Tra la fine del 2025 e i primi mesi dell’anno corrente, si sarebbero verificati diversi episodi di intrusione all’interno dell’oratorio di una parrocchia situata a Quattro Castella, con conseguenti danni agli arredi e sottrazione di generi alimentari e bevande. Le indagini condotte dai carabinieri del luogo, supportate sia da testimonianze raccolte che dai filmati registrati tramite fototrappole installate nei locali, hanno permesso di identificare due giovani presunti responsabili: un ventenne e un minorenne di 17 anni, entrambi residenti in un comune della provincia di Reggio Emilia. L’accusa mossa nei loro confronti è quella di furto aggravato in concorso.
La serie di furti è emersa grazie alla denuncia presentata dal responsabile della struttura, che si era recato dai carabinieri per segnalare i ripetuti episodi verificatisi. Secondo quanto riportato, a fine dicembre erano stati registrati danneggiamenti al mobilio, oltre alla sottrazione di bevande e alimenti. Nuovi episodi sono seguiti: in uno di essi sono stati trovati mozziconi di sigaretta, una giacca e resti di pasti consumati; in un altro caso, un volontario sorprese dei ragazzi all’interno dell’oratorio, benché questi si fossero immediatamente dati alla fuga. In entrambe le occasioni erano stati rinvenuti cibi consumati e bottiglie vuote prelevate dai locali. Ulteriori intrusioni hanno portato inoltre al ritrovamento di cartoni di pizza sporchi, avanzi alimentari e pacchetti di sigarette.
A fronte del ripetersi delle incursioni, il responsabile della struttura ha deciso di installare delle fototrappole nei locali. Nel gennaio 2026, le apparecchiature hanno registrato nuove intrusioni. Durante un primo sopralluogo non era stato rilevato nulla di particolare, ma un secondo alert ha segnalato l’accesso abusivo con segni evidenti: mobili aperti e sottrazione di generi alimentari, successivamente trovati all’esterno dell’oratorio in sacchetti di plastica vicino a una panchina. Dopo la denuncia, i militari hanno avviato le indagini acquisendo i filmati generati dalle fototrappole e raccogliendo elementi utili per identificare i presunti autori del reato.

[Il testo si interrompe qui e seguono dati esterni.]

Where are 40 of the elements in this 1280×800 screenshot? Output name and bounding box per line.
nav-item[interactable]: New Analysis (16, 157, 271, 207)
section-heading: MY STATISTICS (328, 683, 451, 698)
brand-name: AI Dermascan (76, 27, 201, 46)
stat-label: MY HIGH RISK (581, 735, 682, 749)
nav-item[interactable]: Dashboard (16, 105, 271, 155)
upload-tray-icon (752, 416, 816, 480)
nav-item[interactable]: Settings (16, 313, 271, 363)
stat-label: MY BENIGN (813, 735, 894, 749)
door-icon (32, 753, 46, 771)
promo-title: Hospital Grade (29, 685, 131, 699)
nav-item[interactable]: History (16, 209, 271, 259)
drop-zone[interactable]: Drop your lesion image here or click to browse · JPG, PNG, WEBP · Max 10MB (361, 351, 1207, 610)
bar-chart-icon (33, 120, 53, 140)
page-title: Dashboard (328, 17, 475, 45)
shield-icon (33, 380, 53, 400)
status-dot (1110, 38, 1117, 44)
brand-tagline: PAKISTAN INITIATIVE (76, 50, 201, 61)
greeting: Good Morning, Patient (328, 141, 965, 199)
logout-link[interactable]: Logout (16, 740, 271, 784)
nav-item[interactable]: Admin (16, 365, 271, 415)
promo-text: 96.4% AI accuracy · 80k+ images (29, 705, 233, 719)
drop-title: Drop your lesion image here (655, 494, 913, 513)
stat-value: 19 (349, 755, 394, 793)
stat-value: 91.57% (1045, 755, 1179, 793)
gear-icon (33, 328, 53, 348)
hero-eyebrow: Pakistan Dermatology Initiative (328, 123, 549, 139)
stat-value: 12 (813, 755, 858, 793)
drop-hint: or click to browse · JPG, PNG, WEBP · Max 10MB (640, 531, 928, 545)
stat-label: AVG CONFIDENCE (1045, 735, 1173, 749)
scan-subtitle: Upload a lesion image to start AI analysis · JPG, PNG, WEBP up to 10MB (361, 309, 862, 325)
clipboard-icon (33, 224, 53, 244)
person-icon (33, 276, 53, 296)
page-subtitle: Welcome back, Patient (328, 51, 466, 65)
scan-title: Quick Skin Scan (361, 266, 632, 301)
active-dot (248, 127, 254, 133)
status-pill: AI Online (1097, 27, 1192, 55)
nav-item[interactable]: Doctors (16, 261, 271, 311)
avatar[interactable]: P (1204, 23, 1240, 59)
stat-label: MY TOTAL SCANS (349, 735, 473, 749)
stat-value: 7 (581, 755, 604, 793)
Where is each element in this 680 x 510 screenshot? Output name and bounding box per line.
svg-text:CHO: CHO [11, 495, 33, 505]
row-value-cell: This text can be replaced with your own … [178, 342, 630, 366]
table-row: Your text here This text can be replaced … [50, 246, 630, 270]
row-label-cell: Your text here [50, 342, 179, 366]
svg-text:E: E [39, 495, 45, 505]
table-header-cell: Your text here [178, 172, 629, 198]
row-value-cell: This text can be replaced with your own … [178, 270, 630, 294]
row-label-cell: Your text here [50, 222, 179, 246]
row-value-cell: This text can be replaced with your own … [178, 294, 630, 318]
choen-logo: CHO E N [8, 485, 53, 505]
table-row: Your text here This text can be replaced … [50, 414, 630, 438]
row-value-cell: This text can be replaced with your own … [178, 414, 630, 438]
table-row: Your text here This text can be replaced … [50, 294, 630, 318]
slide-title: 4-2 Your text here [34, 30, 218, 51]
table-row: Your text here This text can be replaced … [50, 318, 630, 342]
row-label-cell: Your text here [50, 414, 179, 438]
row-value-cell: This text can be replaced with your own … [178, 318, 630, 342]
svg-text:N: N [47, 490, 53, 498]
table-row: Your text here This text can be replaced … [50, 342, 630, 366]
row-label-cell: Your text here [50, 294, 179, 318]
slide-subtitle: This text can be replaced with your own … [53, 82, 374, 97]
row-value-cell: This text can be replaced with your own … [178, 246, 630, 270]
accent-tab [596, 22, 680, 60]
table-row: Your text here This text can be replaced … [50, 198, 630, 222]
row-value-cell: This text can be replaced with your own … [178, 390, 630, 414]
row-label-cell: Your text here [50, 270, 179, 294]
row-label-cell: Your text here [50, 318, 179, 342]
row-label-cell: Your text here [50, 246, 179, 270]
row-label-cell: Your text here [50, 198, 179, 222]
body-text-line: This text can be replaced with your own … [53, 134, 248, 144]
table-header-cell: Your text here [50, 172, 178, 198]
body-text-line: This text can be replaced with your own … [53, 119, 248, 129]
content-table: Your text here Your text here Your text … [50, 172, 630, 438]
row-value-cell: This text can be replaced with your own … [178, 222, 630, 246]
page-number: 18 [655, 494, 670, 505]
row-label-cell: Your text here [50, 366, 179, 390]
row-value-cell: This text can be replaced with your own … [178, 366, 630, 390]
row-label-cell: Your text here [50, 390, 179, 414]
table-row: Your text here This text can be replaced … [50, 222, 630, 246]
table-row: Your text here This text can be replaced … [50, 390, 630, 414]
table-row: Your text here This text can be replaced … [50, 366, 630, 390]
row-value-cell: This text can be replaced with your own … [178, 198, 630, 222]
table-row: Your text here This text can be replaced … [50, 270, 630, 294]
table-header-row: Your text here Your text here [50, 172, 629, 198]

Di conseguenza, il minorenne è stato denunciato alla Procura della Repubblica presso il Tribunale per i Minorenni di Bologna, mentre il ventenne è stato deferito alla Procura di Reggio Emilia. Il procedimento si trova attualmente in fase di indagini preliminari, finalizzate alle necessarie valutazioni per l’eventuale esercizio dell’azione penale.